After training the model, we evaluated its performance on the evaluation dataset. We obtained the model's predictions on the evaluation dataset using the predict method of the Trainer object. Then, we computed the accuracy of the model by comparing the predicted classes with the true labels.

In [86]:
# See loss
trainer.evaluate()

  0%|          | 0/303 [00:00<?, ?it/s]

{'eval_loss': 1.9426915645599365,
 'eval_runtime': 57.9295,
 'eval_samples_per_second': 83.429,
 'eval_steps_per_second': 5.23,
 'epoch': 5.0}

In [95]:
import numpy as np

# Obtener las predicciones del conjunto de evaluación
eval_predictions = trainer.predict(tokenized_dataset["test"]).predictions

# Obtener las etiquetas verdaderas del conjunto de evaluación
eval_labels = tokenized_dataset["test"]["label"]

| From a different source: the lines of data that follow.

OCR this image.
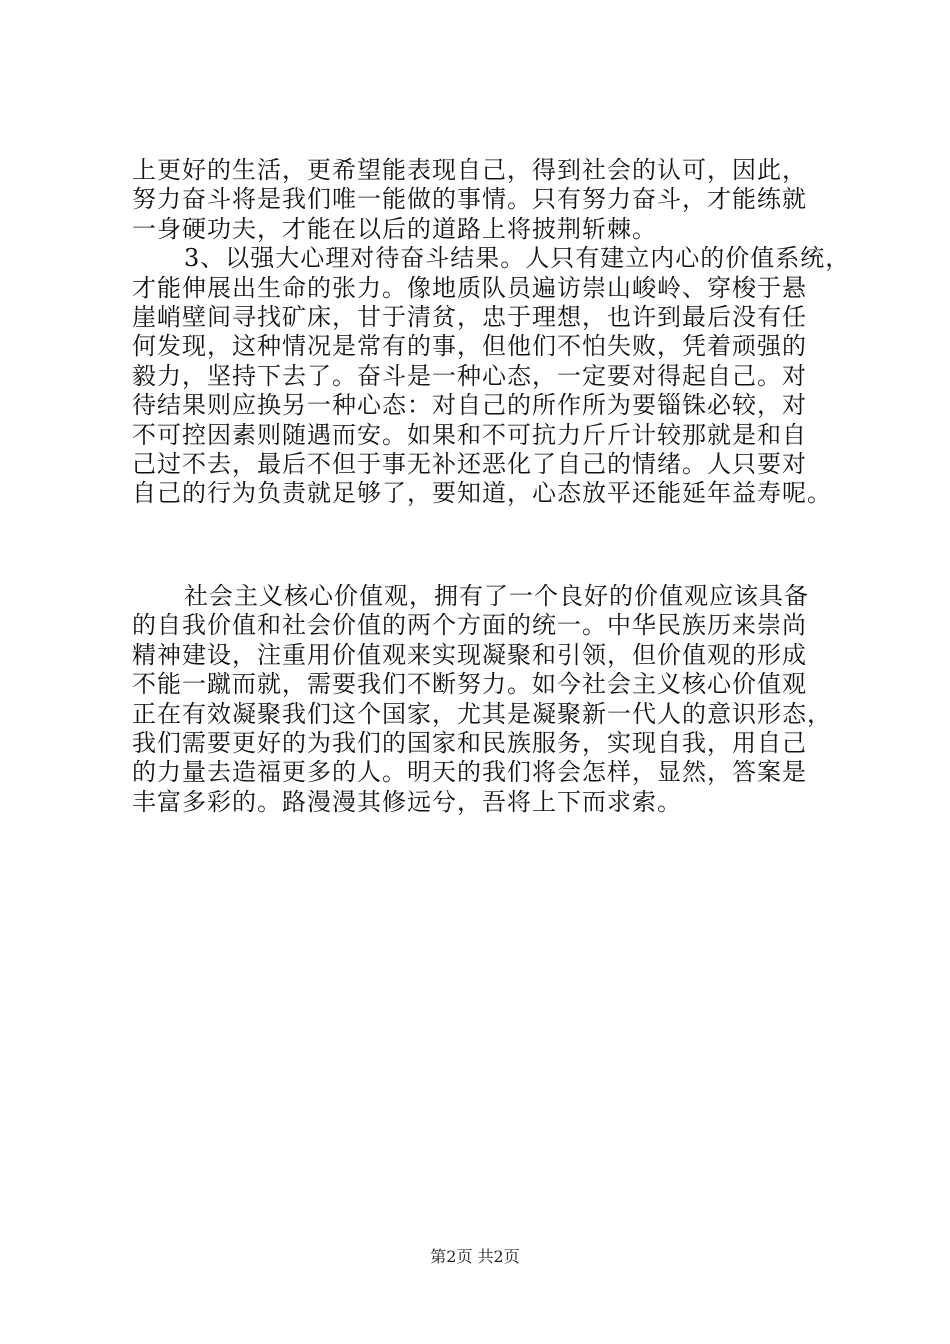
上更好的生活，更希望能表现自己，得到社会的认可，因此，
努力奋斗将是我们唯一能做的事情。只有努力奋斗，才能练就
一身硬功夫，才能在以后的道路上将披荆斩棘。
3、以强大心理对待奋斗结果。人只有建立内心的价值系统，
才能伸展出生命的张力。像地质队员遍访崇山峻岭、穿梭于悬
崖峭壁间寻找矿床，甘于清贫，忠于理想，也许到最后没有任
何发现，这种情况是常有的事，但他们不怕失败，凭着顽强的
毅力，坚持下去了。奋斗是一种心态，一定要对得起自己。对
待结果则应换另一种心态：对自己的所作所为要锱铢必较，对
不可控因素则随遇而安。如果和不可抗力斤斤计较那就是和自
己过不去，最后不但于事无补还恶化了自己的情绪。人只要对
自己的行为负责就足够了，要知道，心态放平还能延年益寿呢。
社会主义核心价值观，拥有了一个良好的价值观应该具备
的自我价值和社会价值的两个方面的统一。中华民族历来崇尚
精神建设，注重用价值观来实现凝聚和引领，但价值观的形成
不能一蹴而就，需要我们不断努力。如今社会主义核心价值观
正在有效凝聚我们这个国家，尤其是凝聚新一代人的意识形态，
我们需要更好的为我们的国家和民族服务，实现自我，用自己
的力量去造福更多的人。明天的我们将会怎样，显然，答案是
丰富多彩的。路漫漫其修远兮，吾将上下而求索。
第2页 共2页
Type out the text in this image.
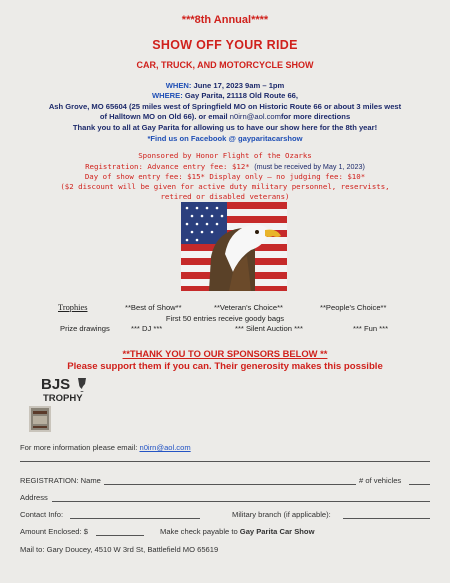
***8th Annual****
SHOW OFF YOUR RIDE
CAR, TRUCK, AND MOTORCYCLE SHOW
WHEN: June 17, 2023 9am – 1pm
WHERE: Gay Parita, 21118 Old Route 66,
Ash Grove, MO 65604 (25 miles west of Springfield MO on Historic Route 66 or about 3 miles west
of Halltown MO on Old 66). or email n0irn@aol.comfor more directions
Thank you to all at Gay Parita for allowing us to have our show here for the 8th year!
*Find us on Facebook @ gayparitacarshow
Sponsored by Honor Flight of the Ozarks
Registration: Advance entry fee: $12* (must be received by May 1, 2023)
Day of show entry fee: $15* Display only – no judging fee: $10*
($2 discount will be given for active duty military personnel, reservists,
retired or disabled veterans)
Trophies	**Best of Show**	**Veteran's Choice**	**People's Choice**
First 50 entries receive goody bags
Prize drawings	*** DJ ***	*** Silent Auction ***	*** Fun ***
**THANK YOU TO OUR SPONSORS BELOW **
Please support them if you can. Their generosity makes this possible
BJS
TROPHY
For more information please email: n0irn@aol.com
REGISTRATION: Name	# of vehicles
Address
Contact Info:	Military branch (if applicable):
Amount Enclosed: $	Make check payable to Gay Parita Car Show
Mail to: Gary Doucey, 4510 W 3rd St, Battlefield MO 65619
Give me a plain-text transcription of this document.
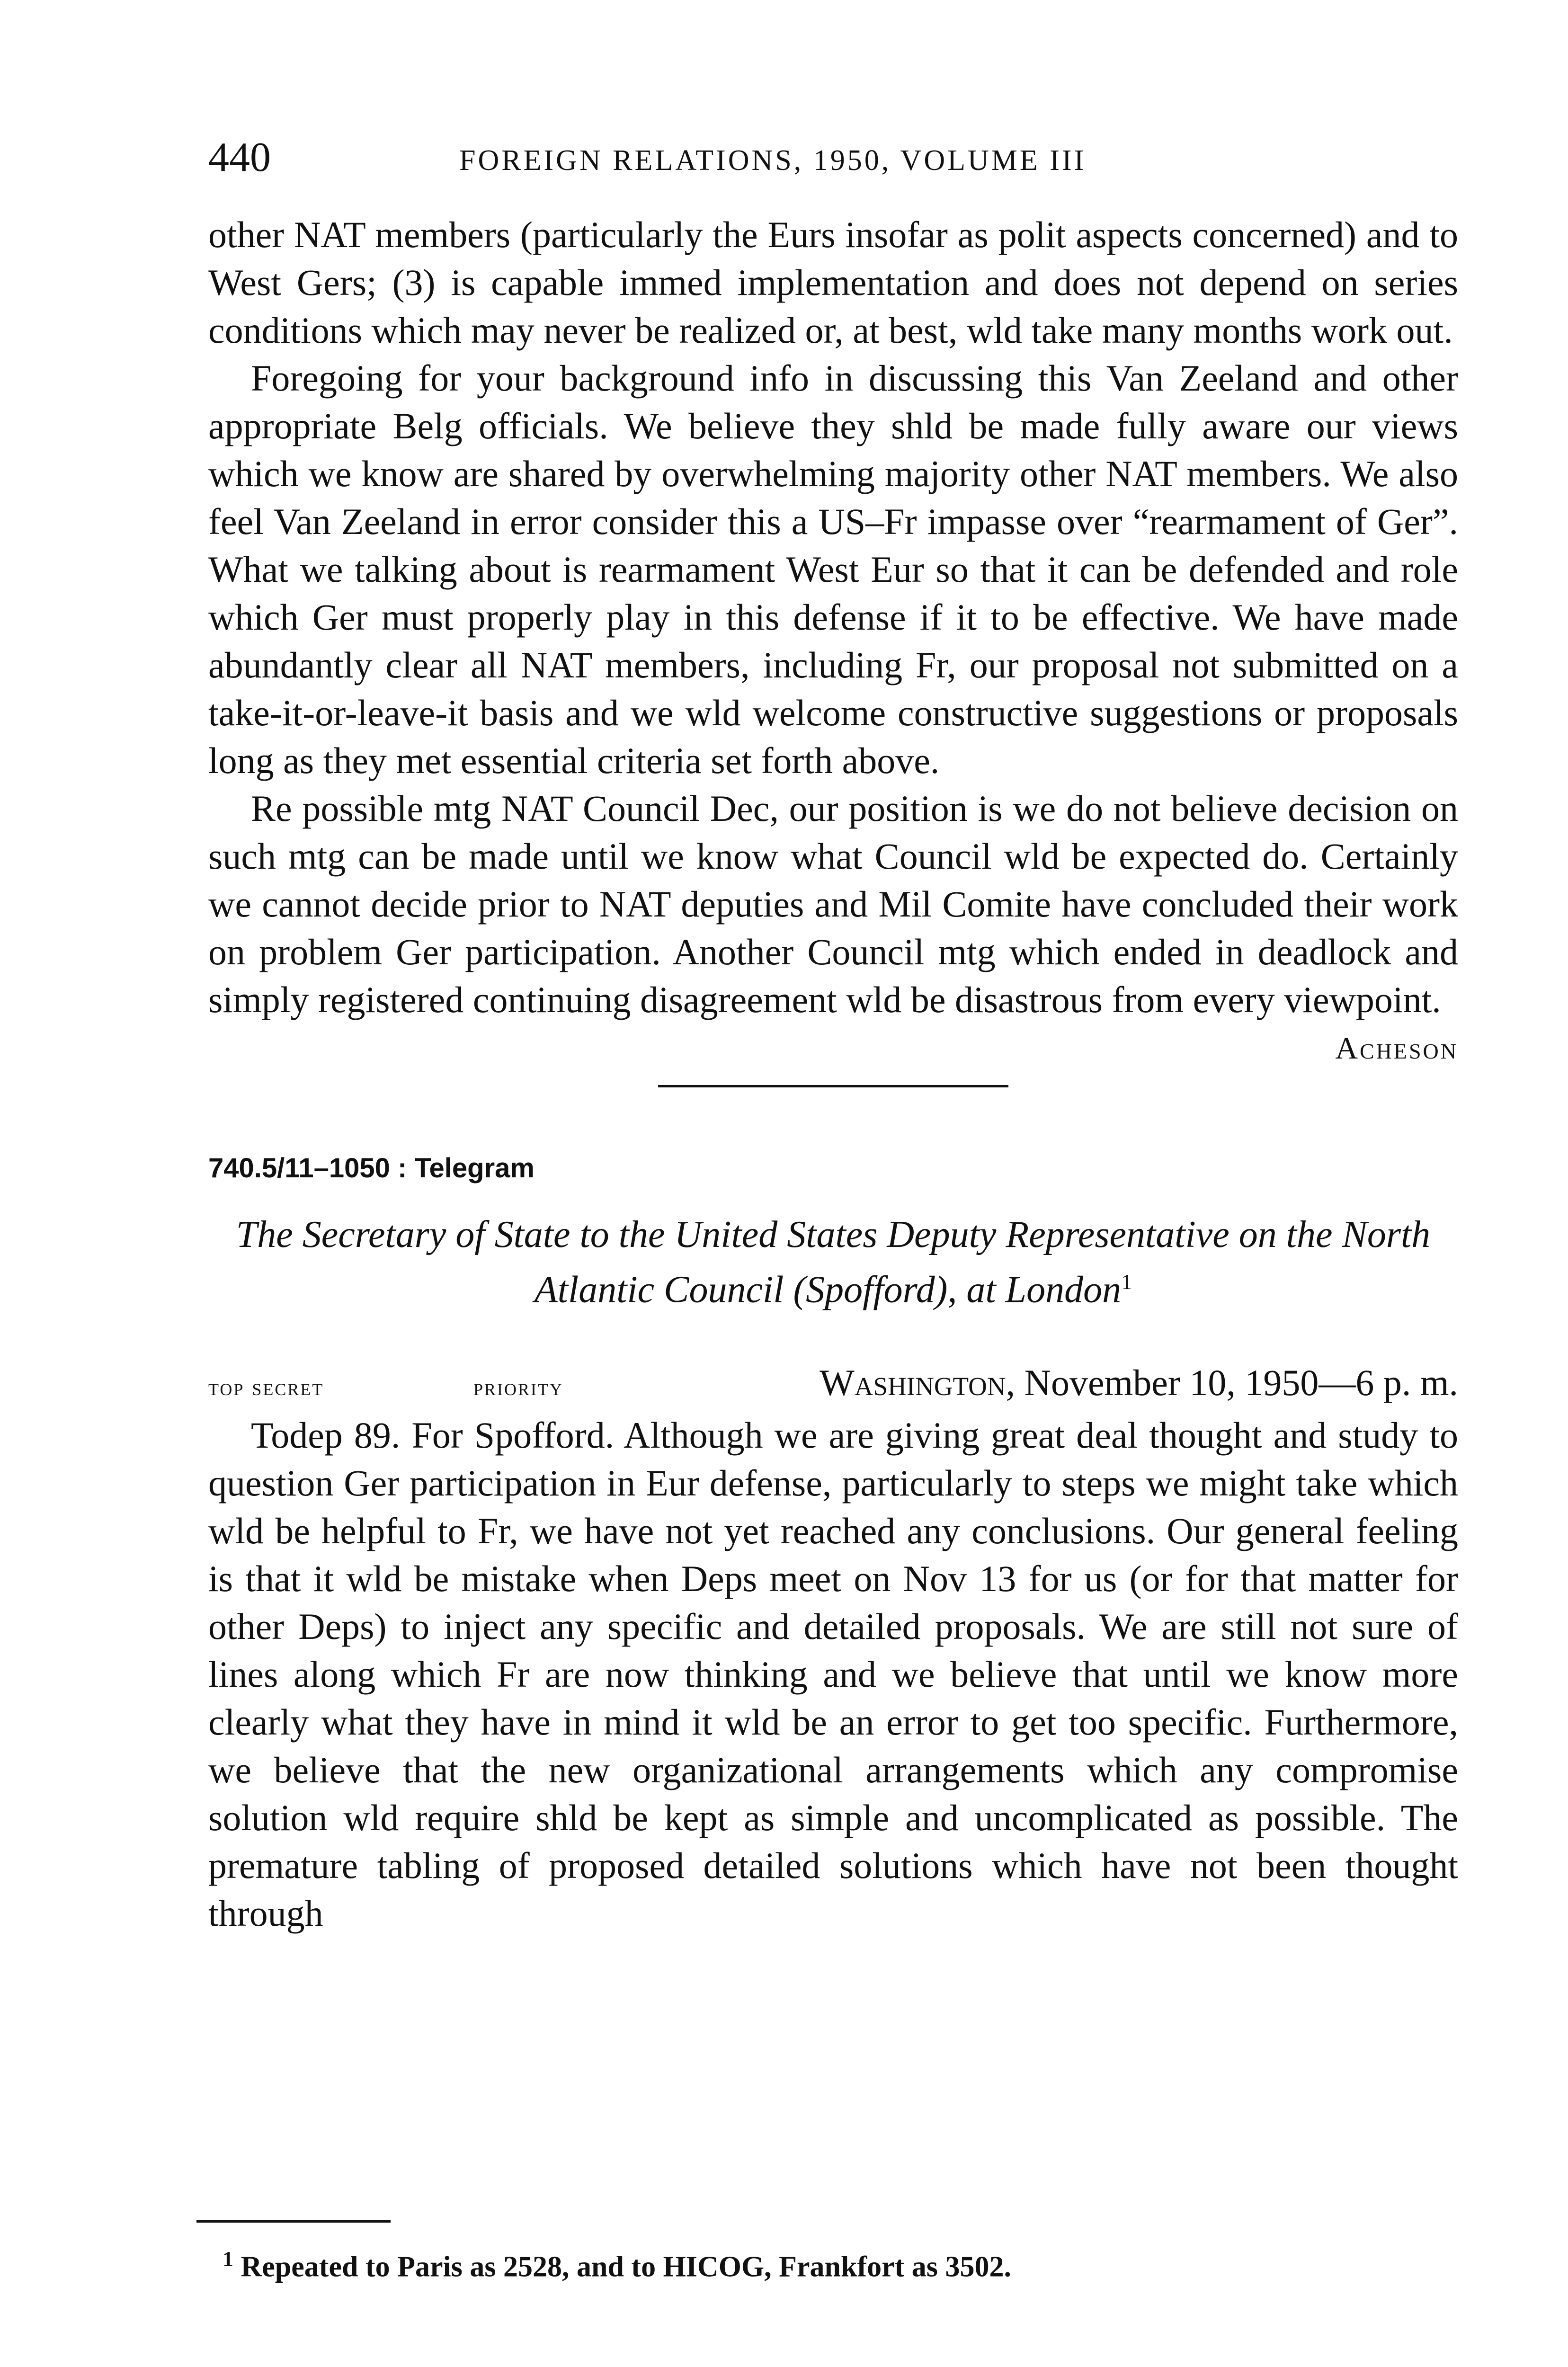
440	FOREIGN RELATIONS, 1950, VOLUME III

other NAT members (particularly the Eurs insofar as polit aspects concerned) and to West Gers; (3) is capable immed implementation and does not depend on series conditions which may never be realized or, at best, wld take many months work out.

Foregoing for your background info in discussing this Van Zeeland and other appropriate Belg officials. We believe they shld be made fully aware our views which we know are shared by overwhelming majority other NAT members. We also feel Van Zeeland in error consider this a US–Fr impasse over “rearmament of Ger”. What we talking about is rearmament West Eur so that it can be defended and role which Ger must properly play in this defense if it to be effective. We have made abundantly clear all NAT members, including Fr, our proposal not submitted on a take-it-or-leave-it basis and we wld welcome constructive suggestions or proposals long as they met essential criteria set forth above.

Re possible mtg NAT Council Dec, our position is we do not believe decision on such mtg can be made until we know what Council wld be expected do. Certainly we cannot decide prior to NAT deputies and Mil Comite have concluded their work on problem Ger participation. Another Council mtg which ended in deadlock and simply registered continuing disagreement wld be disastrous from every viewpoint.

Acheson
740.5/11–1050 : Telegram
The Secretary of State to the United States Deputy Representative on the North Atlantic Council (Spofford), at London$^1$
top secret	priority	Washington, November 10, 1950—6 p. m.

Todep 89. For Spofford. Although we are giving great deal thought and study to question Ger participation in Eur defense, particularly to steps we might take which wld be helpful to Fr, we have not yet reached any conclusions. Our general feeling is that it wld be mistake when Deps meet on Nov 13 for us (or for that matter for other Deps) to inject any specific and detailed proposals. We are still not sure of lines along which Fr are now thinking and we believe that until we know more clearly what they have in mind it wld be an error to get too specific. Furthermore, we believe that the new organizational arrangements which any compromise solution wld require shld be kept as simple and uncomplicated as possible. The premature tabling of proposed detailed solutions which have not been thought through

$^1$ Repeated to Paris as 2528, and to HICOG, Frankfort as 3502.
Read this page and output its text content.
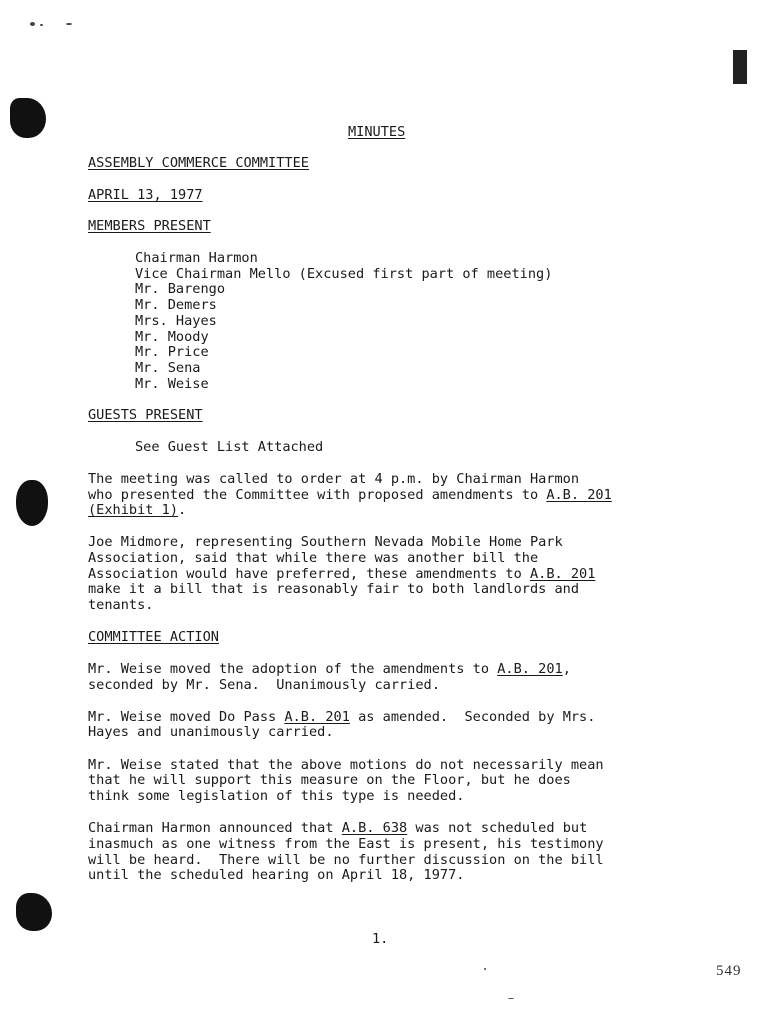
MINUTES
ASSEMBLY COMMERCE COMMITTEE
APRIL 13, 1977
MEMBERS PRESENT
Chairman Harmon
Vice Chairman Mello (Excused first part of meeting)
Mr. Barengo
Mr. Demers
Mrs. Hayes
Mr. Moody
Mr. Price
Mr. Sena
Mr. Weise
GUESTS PRESENT
See Guest List Attached
The meeting was called to order at 4 p.m. by Chairman Harmon
who presented the Committee with proposed amendments to A.B. 201
(Exhibit 1).
Joe Midmore, representing Southern Nevada Mobile Home Park
Association, said that while there was another bill the
Association would have preferred, these amendments to A.B. 201
make it a bill that is reasonably fair to both landlords and
tenants.
COMMITTEE ACTION
Mr. Weise moved the adoption of the amendments to A.B. 201,
seconded by Mr. Sena.  Unanimously carried.
Mr. Weise moved Do Pass A.B. 201 as amended.  Seconded by Mrs.
Hayes and unanimously carried.
Mr. Weise stated that the above motions do not necessarily mean
that he will support this measure on the Floor, but he does
think some legislation of this type is needed.
Chairman Harmon announced that A.B. 638 was not scheduled but
inasmuch as one witness from the East is present, his testimony
will be heard.  There will be no further discussion on the bill
until the scheduled hearing on April 18, 1977.
1.
549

# Calcular las predicciones finales (clase predicha) usando la función argmax
predicted_classes = np.argmax(eval_predictions, axis=1)

# Calcular la precisión comparando las etiquetas verdaderas con las predicciones
accuracy = np.mean(predicted_classes == eval_labels)
print("Accuracy:", accuracy)

  0%|          | 0/303 [00:00<?, ?it/s]

Accuracy: 0.45934202358783366


The DistilBERT model achieved an accuracy of 0.46 on the evaluation dataset. By leveraging transformer-based models, such as DistilBERT, we achieved enhanced performance in categorizing text comments into predefined labels. This highlights the efficacy of transformer architectures in capturing complex textual patterns and underscores their potential for various natural language processing applications.